As I wrote on our foreclosure defense blog, the foreclosure fraud settlement allows for principal reductions on loans held by the 5 major servicers. However, if you are planning on filing a Chapter 13 bankruptcy to strip the second mortgage on your underwater home, be careful about applying for one of the promised principal reductions.
In most cases, any reduction in the principal balance of a loan is desirable. Your payment goes down, you approach having equity in your home, and life seems to be all sunshine and kittens. However, if you are planning on using a Chapter 13 bankruptcy to strip a wholly underwater second mortgage, beware.

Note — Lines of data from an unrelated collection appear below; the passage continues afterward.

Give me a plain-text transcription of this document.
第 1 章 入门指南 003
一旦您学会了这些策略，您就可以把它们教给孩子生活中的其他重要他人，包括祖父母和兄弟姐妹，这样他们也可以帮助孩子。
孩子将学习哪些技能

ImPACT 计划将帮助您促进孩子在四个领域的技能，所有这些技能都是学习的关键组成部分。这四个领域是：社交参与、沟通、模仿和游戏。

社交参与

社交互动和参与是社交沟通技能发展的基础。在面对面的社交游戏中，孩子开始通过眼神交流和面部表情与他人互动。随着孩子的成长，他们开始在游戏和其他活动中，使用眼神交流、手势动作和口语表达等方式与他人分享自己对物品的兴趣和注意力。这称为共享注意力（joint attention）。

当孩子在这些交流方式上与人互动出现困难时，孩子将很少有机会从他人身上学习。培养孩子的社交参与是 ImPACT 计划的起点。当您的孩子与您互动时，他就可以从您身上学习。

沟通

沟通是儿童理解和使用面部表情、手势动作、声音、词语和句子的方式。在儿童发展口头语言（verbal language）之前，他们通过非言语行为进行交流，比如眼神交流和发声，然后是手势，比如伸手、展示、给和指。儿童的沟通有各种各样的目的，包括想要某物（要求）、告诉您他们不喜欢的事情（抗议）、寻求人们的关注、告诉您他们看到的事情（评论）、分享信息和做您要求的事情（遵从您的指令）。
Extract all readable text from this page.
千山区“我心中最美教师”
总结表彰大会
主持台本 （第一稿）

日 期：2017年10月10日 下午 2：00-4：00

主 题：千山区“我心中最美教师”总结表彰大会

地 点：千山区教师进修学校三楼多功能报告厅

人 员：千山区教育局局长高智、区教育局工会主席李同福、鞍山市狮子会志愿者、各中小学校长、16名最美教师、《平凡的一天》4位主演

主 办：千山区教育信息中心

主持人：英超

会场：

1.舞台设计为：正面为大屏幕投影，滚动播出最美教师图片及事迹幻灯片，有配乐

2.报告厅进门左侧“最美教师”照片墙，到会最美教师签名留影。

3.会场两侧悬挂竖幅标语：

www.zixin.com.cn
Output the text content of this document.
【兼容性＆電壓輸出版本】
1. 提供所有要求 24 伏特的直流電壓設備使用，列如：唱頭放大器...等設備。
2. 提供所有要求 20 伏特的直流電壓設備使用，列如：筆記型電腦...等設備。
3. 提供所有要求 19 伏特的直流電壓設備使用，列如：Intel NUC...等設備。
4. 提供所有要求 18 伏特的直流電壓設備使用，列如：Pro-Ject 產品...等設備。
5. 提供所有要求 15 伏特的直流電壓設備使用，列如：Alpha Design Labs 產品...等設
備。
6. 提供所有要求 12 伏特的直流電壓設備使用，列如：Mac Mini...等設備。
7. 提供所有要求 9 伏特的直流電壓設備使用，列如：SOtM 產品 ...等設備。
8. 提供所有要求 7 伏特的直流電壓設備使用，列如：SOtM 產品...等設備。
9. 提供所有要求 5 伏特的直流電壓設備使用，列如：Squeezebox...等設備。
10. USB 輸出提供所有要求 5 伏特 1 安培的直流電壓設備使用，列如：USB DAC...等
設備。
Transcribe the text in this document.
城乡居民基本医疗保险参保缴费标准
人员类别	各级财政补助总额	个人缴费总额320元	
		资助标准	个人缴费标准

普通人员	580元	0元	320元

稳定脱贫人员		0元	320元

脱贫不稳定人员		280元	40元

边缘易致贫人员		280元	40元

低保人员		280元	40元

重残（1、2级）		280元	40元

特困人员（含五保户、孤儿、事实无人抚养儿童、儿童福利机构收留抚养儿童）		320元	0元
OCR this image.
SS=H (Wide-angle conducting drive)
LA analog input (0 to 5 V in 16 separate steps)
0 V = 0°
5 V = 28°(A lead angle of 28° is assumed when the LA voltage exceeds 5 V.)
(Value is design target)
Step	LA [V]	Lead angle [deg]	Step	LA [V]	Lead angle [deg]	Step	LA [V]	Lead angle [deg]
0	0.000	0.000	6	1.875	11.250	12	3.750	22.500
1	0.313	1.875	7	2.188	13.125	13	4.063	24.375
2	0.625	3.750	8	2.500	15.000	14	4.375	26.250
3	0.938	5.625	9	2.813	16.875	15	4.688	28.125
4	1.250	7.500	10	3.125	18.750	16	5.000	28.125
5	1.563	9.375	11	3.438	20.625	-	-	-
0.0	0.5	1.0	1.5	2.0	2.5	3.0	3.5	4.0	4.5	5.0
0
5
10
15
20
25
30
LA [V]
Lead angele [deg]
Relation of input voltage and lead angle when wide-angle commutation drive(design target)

In a Chapter 13 bankruptcy, you can strip an unsecured second or third mortgage from your home and pay it back as if it was a credit card or other unsecured debt. However, if that second mortgage is secured by even $1 of the home's value, you cannot strip it in a Chapter 13. This means that if you obtained a principal reduction on your first mortgage, and it returned your home to even slightly positive equity, then you most likely cannot strip your second mortgage.
Depending on your financial circumstances, it may be possible to strip a lien in a Chapter 13, then obtain a principal reduction on the primary mortgage later. As with any bankruptcy strategy, it is always wise to plan carefully and consult with an experience attorney.